Duran Duran stumbles, Pat Benatar roars in Rock Hall

LOS ANGELES (AP) — Duran Duran has fallen into the Rock & Roll Hall of Fame.

Fresh from being inducted into the Hall by Robert Downey Jr. at the Microsoft Theater in Los Angeles on Saturday night, the English stalwarts of the 1980s took to the stage and launched into their 1981 hit “Girls on Film.”

The screaming crowd was there for that, but not the music. The band was virtually inaudible except for singer Simon Le Bon, whose voice was mostly acapella.

It was a fun but inauspicious start to a rather slick and often triumphant show that also saw the inductions of Pat Benatar, Carly Simon and Judas Priest, with Eminem, Dolly Parton and Eurythmics yet to come.

“The wondrous spontaneous world of rock ‘n’ roll!” shouted Le Bon, 64, as the band pulled over for a revamp. “We just had to prove to you that we weren’t lip-synching.”

They returned at full volume, playing a set that included “Hungry Like the Wolf” and “Ordinary World”, quickly returning to what Downey called their essential quality: “CSF – cool, sophisticated fun”.

In a room full of Duran Duran stans, Le Bon and his bandmates John Taylor, Roger Taylor and Nick Rhodes provided what the singer said in his acceptance speech was the essence of their work over the course of 40 years: “We manage to make people feel better about themselves.”

Missing was original guitarist Andy Taylor, who has been battling advanced prostate cancer for four years.

“I am truly sorry and extremely disappointed that I was unable to come,” Taylor said in a letter read by Le Bon. “I’m sure I’m glad to be here to see the light of day.”

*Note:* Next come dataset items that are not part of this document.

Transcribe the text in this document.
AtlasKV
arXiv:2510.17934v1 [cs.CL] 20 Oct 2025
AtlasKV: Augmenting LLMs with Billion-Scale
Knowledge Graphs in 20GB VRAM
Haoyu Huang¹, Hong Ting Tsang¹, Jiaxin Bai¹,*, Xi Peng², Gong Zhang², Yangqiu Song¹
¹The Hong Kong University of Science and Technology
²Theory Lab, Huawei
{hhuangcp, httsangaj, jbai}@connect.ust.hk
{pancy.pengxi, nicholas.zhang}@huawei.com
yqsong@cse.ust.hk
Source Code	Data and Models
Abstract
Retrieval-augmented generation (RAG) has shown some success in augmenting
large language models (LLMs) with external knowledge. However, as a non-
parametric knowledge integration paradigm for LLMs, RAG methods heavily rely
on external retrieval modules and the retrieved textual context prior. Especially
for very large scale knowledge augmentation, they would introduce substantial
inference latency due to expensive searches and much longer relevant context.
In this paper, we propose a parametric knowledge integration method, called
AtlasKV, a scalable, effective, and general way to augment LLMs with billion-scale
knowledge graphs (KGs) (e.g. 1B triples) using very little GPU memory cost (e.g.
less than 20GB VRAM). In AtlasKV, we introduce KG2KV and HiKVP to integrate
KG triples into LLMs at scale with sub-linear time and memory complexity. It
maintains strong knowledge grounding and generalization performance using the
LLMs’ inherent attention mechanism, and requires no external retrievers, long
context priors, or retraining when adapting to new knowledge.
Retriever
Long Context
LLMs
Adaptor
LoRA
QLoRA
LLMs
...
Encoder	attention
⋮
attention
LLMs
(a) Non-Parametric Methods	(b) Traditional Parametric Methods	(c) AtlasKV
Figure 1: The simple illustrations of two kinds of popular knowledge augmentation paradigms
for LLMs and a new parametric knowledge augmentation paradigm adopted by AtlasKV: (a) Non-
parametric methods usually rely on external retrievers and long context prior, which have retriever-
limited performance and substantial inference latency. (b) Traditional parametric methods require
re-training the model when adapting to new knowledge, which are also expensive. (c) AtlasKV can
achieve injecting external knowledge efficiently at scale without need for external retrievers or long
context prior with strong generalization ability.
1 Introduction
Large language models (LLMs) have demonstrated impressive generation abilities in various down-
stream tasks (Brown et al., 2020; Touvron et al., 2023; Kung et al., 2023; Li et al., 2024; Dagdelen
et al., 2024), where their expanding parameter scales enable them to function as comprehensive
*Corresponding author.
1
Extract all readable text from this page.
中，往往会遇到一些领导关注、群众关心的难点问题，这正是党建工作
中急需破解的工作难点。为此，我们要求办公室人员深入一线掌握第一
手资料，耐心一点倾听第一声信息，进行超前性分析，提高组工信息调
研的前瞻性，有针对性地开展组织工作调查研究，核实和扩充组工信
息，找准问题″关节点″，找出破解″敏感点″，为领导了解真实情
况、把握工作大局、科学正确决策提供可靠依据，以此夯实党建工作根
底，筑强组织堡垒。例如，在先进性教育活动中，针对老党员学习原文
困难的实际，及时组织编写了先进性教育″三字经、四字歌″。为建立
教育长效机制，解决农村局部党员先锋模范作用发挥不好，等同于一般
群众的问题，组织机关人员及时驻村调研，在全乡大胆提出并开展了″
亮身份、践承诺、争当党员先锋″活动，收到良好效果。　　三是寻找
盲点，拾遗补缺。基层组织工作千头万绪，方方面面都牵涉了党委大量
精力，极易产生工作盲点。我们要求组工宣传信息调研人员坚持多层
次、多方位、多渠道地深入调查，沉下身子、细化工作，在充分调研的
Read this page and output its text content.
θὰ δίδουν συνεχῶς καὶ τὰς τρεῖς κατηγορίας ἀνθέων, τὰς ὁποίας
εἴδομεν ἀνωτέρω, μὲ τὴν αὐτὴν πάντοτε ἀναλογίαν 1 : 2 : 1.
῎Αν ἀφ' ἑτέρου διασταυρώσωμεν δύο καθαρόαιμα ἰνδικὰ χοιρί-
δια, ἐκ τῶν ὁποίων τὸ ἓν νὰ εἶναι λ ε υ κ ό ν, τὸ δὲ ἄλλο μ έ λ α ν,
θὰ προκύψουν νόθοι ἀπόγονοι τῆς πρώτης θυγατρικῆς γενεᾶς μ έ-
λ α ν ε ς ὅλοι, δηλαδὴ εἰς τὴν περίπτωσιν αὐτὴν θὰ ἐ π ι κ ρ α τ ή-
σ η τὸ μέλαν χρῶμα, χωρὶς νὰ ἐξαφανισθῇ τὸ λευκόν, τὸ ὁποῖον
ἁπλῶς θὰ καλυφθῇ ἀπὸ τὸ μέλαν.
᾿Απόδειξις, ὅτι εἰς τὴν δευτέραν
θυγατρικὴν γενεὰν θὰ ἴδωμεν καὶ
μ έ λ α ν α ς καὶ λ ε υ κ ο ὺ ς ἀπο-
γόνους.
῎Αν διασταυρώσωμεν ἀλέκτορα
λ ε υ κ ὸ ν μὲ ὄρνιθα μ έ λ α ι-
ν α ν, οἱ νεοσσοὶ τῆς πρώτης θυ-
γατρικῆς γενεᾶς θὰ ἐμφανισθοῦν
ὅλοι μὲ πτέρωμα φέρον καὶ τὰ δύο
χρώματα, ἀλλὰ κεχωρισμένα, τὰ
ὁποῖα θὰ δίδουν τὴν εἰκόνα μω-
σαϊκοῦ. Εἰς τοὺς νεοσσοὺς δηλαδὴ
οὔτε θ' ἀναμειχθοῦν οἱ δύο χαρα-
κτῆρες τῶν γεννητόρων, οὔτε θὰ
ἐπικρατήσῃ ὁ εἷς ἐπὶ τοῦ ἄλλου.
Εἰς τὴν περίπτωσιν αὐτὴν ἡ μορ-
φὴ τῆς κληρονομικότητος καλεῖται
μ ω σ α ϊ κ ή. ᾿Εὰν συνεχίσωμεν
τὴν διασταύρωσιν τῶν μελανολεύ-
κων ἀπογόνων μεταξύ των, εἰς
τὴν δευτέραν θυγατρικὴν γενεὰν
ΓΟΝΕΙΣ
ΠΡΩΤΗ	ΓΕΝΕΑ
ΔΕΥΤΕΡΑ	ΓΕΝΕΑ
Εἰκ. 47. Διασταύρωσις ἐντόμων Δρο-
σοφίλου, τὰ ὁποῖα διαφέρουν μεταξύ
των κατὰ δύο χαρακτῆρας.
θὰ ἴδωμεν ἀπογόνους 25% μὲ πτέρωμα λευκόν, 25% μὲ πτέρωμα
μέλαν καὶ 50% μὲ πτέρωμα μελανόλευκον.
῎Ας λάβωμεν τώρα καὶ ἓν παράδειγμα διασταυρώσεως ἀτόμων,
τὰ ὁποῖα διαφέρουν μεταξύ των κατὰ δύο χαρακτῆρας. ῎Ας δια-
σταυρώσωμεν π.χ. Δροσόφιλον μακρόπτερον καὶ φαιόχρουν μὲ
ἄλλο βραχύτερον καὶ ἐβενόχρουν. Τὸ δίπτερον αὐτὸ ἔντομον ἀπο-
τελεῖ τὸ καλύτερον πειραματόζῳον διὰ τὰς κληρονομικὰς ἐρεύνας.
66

Eighties hitmakers defined the night, with Pat Benatar, Lionel Richie and Eurythmics accepting their places in the Hall along with Eminem and Carly Simon.

“Pat always reached to the deepest part of herself and came out roaring from the speakers,” Sheryl Crowe said in her Benatar induction speech. “She shook as hard as any man but still kept her identity as a woman.”

Benatar took the stage and showed off that power moments later.

“We are young!” the 69-year-old sang, her long gray hair billowing as she soared through a version of 1983’s ‘Love is a Battlefield’ with so much improvisation that most viewers didn’t recognize it until halfway through of the first verse.

“He’s the one who started it!” she said, launching the next song, 1979’s “Heartbreaker,” as most of the audience stood and sang. It included a searing solo from Neil Giraldo, Benatar’s longtime musical partner, husband, co-grandparent and now Hall member.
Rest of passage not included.